Artificial intelligence finds solar system with 8 planets like ours
A solar system with as many planets as our own has been discovered with the help of NASA's Kepler space telescope and artificial intelligence, the US space agency said Thursday.
"Our solar system now is tied for most number of planets around a single star," NASA said in a statement.
However, none of the planets are expected to be hospitable to life.
The eight-planet system -- the largest known outside of ours -- orbits a star called Kepler 90 some 2,545 light-years away.
"The Kepler-90 star system is like a mini version of our solar system," said Andrew Vanderburg, an astronomer at the University of Texas at Austin.
"You have small planets inside and big planets outside, but everything is scrunched in much closer."
The newly identified planet, Kepler-90i, is a rocky planet like Earth, but orbits its star once every 14.4 days, meaning a full year there is the same as two weeks on Earth.
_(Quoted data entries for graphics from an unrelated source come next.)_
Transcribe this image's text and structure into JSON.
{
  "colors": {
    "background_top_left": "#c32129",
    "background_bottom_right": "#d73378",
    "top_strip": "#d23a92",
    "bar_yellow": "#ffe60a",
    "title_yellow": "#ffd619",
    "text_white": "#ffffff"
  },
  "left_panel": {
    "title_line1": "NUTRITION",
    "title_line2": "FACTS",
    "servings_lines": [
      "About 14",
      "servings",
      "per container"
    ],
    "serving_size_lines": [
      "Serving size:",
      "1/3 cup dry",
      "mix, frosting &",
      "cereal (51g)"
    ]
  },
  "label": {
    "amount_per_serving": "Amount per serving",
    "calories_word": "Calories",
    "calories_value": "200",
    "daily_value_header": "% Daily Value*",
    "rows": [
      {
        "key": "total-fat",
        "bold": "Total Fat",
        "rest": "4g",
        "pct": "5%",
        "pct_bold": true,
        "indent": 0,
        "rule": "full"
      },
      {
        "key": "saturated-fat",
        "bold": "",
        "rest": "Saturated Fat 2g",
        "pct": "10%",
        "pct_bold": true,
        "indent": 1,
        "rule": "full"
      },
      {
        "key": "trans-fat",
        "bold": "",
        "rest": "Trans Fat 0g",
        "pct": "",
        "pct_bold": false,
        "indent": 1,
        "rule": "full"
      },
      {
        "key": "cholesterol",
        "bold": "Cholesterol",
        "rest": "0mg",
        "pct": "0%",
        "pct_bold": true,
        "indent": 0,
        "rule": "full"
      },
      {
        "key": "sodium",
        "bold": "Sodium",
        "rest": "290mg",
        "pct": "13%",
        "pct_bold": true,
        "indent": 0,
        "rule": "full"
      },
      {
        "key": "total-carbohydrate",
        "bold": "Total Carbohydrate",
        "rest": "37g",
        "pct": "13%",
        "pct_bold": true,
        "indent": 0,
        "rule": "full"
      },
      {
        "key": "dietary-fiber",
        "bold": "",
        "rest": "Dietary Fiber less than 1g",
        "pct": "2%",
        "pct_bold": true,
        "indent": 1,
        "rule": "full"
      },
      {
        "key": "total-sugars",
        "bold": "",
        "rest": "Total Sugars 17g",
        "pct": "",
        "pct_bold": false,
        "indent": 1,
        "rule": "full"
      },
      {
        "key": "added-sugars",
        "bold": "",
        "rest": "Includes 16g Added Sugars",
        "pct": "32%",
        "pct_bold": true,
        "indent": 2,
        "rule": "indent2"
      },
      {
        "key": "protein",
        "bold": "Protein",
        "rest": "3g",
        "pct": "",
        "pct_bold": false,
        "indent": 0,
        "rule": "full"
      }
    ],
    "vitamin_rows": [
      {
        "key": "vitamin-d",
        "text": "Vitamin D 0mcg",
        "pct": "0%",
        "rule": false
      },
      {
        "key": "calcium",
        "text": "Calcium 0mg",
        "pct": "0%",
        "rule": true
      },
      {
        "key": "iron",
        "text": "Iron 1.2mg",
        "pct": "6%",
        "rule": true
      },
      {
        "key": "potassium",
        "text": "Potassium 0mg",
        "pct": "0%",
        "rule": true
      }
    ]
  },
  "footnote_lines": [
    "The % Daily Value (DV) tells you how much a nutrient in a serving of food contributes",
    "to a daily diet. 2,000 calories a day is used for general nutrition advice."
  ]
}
"About 30 percent larger than Earth, Kepler-90i is so close to its star that its average surface temperature is believed to exceed 800 degrees Fahrenheit, on par with Mercury."
Artificial intelligence
Scientists found it by using machine learning from Google, which teaches a computer to scan a trove of 35,000 possibly planetary signals collected from NASA's Kepler Space Telescope for search for signs of planetary transits.
Transits are the dimming of light when planets pass in front of a star.
Astronomers have already confirmed the existence of some 2,500 far-away worlds using Kepler data, which captures transits.
"Machine learning really shines in situations where there is so much data that humans can't search it for themselves," said Christopher Shallue, a senior software engineer with Google's research team who thought of using artificial intelligence to find distant planets.
More planets are expected to be found. Researchers plan to apply their neural network to Kepler's full set of more than 150,000 stars.
One day, it might even be used to search for more Earth-like planets.
The findings are published in The Astronomical Journal.